An alkene A with molecular formula C\(_6\)H\(_{10}\) on ozonolysis gives a mixture of two compounds B and C. Compound B gives a positive Fehling's test and also reacts with iodine and NaOH solution. Compound C does not give Fehling's test but forms iodoform. Identify the compounds A, B, and C.

Hint:

Ozonolysis of alkenes cleaves the double bond, producing carbonyl compounds such as aldehydes and ketones.

Answer 1

The molecular formula of the alkene is C\(_6\)H\(_{10}\). The ozonolysis of this alkene would break it into two carbonyl compounds. Let's break down the reaction:

1. Ozonolysis of Alkene A:

Ozonolysis of C\(_6\)H\(_{10}\) gives two products, B and C. The alkene is likely 1,5-hexadiene, which splits into acetaldehyde (B) and butan-2-one (C) after ozonolysis.

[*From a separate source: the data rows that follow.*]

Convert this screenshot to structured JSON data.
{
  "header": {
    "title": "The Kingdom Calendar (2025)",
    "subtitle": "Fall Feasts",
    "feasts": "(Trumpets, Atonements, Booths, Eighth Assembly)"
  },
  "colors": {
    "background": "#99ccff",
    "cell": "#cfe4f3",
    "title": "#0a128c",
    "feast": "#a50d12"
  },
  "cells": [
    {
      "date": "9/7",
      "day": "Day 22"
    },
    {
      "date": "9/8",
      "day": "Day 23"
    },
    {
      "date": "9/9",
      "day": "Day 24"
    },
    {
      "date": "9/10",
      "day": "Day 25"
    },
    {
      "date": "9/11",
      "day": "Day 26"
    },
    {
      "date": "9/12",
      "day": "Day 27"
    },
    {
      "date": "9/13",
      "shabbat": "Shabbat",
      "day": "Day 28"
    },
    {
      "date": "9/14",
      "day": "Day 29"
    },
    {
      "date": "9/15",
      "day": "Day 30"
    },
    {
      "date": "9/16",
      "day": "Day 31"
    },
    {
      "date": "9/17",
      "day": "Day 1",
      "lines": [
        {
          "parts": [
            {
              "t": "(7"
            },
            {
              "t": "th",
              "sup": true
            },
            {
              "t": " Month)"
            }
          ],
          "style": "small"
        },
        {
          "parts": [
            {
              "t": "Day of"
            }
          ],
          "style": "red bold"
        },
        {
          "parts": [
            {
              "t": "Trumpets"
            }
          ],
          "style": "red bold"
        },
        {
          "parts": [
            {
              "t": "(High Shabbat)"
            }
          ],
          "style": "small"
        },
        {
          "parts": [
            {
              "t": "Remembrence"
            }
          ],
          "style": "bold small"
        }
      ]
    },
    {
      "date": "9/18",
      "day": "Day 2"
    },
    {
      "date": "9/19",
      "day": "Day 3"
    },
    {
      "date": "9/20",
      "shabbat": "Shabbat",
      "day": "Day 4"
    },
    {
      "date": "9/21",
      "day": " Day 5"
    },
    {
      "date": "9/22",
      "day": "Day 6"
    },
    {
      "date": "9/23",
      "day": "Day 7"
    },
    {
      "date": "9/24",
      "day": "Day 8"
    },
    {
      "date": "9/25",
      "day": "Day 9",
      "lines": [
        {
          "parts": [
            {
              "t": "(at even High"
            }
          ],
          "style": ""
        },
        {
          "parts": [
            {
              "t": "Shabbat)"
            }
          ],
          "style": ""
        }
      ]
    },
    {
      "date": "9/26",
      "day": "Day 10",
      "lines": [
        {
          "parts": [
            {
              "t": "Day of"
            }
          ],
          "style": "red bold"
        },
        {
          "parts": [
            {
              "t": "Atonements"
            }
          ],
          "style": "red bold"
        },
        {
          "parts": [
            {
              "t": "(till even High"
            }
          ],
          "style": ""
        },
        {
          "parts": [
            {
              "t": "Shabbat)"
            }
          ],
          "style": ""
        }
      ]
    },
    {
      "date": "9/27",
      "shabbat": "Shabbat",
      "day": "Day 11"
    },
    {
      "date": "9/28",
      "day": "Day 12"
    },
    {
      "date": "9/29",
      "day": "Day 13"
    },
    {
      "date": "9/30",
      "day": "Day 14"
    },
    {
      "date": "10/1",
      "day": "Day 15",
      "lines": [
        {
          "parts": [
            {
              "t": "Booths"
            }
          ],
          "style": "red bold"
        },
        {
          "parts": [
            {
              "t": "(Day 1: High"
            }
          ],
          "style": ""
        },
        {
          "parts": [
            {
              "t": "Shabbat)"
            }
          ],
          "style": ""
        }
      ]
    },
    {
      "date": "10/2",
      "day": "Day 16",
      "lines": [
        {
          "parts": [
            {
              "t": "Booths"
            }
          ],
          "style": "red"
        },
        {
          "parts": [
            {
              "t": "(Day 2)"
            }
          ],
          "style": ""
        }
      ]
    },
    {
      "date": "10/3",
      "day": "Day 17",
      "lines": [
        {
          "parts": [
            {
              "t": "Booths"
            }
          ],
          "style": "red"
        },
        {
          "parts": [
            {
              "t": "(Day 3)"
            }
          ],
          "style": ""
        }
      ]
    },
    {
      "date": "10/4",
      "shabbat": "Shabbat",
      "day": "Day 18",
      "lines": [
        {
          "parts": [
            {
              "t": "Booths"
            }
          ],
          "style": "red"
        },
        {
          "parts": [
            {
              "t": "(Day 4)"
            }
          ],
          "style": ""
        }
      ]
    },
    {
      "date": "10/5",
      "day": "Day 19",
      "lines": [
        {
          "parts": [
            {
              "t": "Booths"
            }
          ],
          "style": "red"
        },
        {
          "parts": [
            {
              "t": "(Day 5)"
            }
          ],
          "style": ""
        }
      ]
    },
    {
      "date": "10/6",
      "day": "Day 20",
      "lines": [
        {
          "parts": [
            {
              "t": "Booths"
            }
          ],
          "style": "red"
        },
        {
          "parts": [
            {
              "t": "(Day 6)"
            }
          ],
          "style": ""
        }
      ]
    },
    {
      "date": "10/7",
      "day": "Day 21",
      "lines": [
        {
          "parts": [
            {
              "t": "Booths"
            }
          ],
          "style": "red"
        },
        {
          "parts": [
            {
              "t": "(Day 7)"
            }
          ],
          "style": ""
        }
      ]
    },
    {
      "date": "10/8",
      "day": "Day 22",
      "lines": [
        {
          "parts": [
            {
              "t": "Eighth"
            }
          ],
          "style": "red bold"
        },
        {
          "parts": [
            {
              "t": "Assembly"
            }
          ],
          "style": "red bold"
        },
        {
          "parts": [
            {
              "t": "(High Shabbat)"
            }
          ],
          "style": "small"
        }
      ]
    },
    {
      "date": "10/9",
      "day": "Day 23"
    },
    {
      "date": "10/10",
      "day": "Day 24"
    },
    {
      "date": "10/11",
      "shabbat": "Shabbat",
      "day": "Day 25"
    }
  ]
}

• Compound B (Acetaldehyde): Acetaldehyde is an aldehyde, which gives a positive Fehling’s test (as it reduces Cu²⁺ to Cu₂O). It also reacts with iodine and NaOH, forming iodoform (CH₃COOH).
• Compound C (Butan-2-one): Butan-2-one is a methyl ketone, which reacts with iodine and NaOH to form iodoform (CH₃COOH) but does not give a Fehling’s test (as ketones are generally resistant to oxidation by Fehling's solution).

Thus,

• Alkene A is 1,5-hexadiene.
• Compound B is acetaldehyde (CH₃CHO).
• Compound C is butan-2-one (CH₃COCH₂CH₃).